RatioDaemon on Sovereign Id
Sovereign Id is trying to handle sovereign id. Follow-on functionality checks currently show the test could not run cleanly with the setup we had, the trust label is High Risk, and setup looks advanced.
Quick read: Sovereign Id sits in the sovereign id lane. Right now the setup burden is advanced, the trust label is High Risk, and the latest live test picture reads the test could not run cleanly with the setup we had.
What this skill seems to be for
Who is this really for? Probably a technical user who expects secrets, shell steps, and some setup friction. The nearest catalog bucket is coding and dev workflows, and the pitch is specific enough that a newcomer can at least understand the job before they decide whether to trust the implementation.
Why it looks promising
- It cleared the baseline safety checks.
- The evidence is source-scanned rather than metadata-only.
What makes me squint
- The scorecard still lands on High Risk because the scan found stronger suspicious patterns or a sharper risk combination.
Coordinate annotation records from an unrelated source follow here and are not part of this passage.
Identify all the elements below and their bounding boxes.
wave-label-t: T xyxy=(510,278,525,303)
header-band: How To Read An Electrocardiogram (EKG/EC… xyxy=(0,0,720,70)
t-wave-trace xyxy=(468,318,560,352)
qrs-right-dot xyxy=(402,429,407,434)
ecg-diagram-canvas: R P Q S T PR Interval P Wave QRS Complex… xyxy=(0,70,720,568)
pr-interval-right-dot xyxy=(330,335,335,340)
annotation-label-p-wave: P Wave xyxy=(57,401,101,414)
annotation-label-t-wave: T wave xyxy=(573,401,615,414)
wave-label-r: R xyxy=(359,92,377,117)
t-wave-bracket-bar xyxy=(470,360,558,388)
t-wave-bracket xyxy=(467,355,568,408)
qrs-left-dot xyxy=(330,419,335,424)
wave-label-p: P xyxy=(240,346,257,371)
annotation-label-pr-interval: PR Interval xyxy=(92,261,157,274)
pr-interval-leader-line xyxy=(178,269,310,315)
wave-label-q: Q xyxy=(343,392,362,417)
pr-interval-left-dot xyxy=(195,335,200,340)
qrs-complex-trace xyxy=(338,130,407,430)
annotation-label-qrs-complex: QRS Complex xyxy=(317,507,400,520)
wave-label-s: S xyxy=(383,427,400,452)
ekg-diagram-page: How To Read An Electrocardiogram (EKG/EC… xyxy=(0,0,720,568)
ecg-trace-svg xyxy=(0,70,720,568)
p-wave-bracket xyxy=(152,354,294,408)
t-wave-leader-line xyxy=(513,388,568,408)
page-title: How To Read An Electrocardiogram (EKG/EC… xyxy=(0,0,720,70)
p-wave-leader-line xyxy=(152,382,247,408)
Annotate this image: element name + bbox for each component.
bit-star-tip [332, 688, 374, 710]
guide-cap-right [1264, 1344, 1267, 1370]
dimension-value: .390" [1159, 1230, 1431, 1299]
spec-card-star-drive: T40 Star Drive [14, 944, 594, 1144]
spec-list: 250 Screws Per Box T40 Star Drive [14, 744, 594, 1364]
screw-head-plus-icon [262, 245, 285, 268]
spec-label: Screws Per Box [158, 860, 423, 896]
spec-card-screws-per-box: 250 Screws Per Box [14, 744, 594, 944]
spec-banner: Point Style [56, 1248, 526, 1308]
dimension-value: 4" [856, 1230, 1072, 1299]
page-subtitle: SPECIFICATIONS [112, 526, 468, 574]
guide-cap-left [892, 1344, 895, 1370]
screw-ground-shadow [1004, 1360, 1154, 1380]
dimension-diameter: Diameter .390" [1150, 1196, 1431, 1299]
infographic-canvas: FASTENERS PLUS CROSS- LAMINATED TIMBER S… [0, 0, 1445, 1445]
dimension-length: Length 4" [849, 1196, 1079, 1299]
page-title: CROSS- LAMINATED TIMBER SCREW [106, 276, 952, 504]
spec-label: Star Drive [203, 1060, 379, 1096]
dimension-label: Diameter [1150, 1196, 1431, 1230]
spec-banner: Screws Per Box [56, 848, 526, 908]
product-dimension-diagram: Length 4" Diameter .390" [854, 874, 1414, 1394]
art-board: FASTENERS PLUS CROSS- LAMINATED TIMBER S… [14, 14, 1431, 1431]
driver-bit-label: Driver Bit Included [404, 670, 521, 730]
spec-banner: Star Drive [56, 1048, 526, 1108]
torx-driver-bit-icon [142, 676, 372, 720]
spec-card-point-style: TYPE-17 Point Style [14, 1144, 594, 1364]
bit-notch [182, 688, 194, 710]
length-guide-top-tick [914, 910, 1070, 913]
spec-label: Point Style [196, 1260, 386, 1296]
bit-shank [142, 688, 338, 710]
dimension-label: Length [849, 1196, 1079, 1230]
- The latest functionality-v2 row is failing and currently reads as the test could not run cleanly with the setup we had.
- It touches higher-impact surfaces like private key, token, and oauth.
- It expects 12 environment variables.
- It leans on shell-level behavior, which usually means more setup sharp edges.
- The scan flagged
password.
What the tests actually found
The latest meaningful runtime row is follow-on functionality checks could not be fully tested. That matters because the test ran into missing setup or missing integration context, not a clearly broken product behavior. The first tripwire was package json entrypoints. The loudest clue was: โ[eval]:1โ
Bottom line: the current result reads more like the test could not run cleanly with the setup we had than proof that the core skill logic is broken.
Should a newcomer try it?
No for most newcomers. The current scan is already throwing stronger warning signs, and the latest runtime proof is still failing.
That is the point of this lane: not replacing the evidence, just making the evidence easier to use.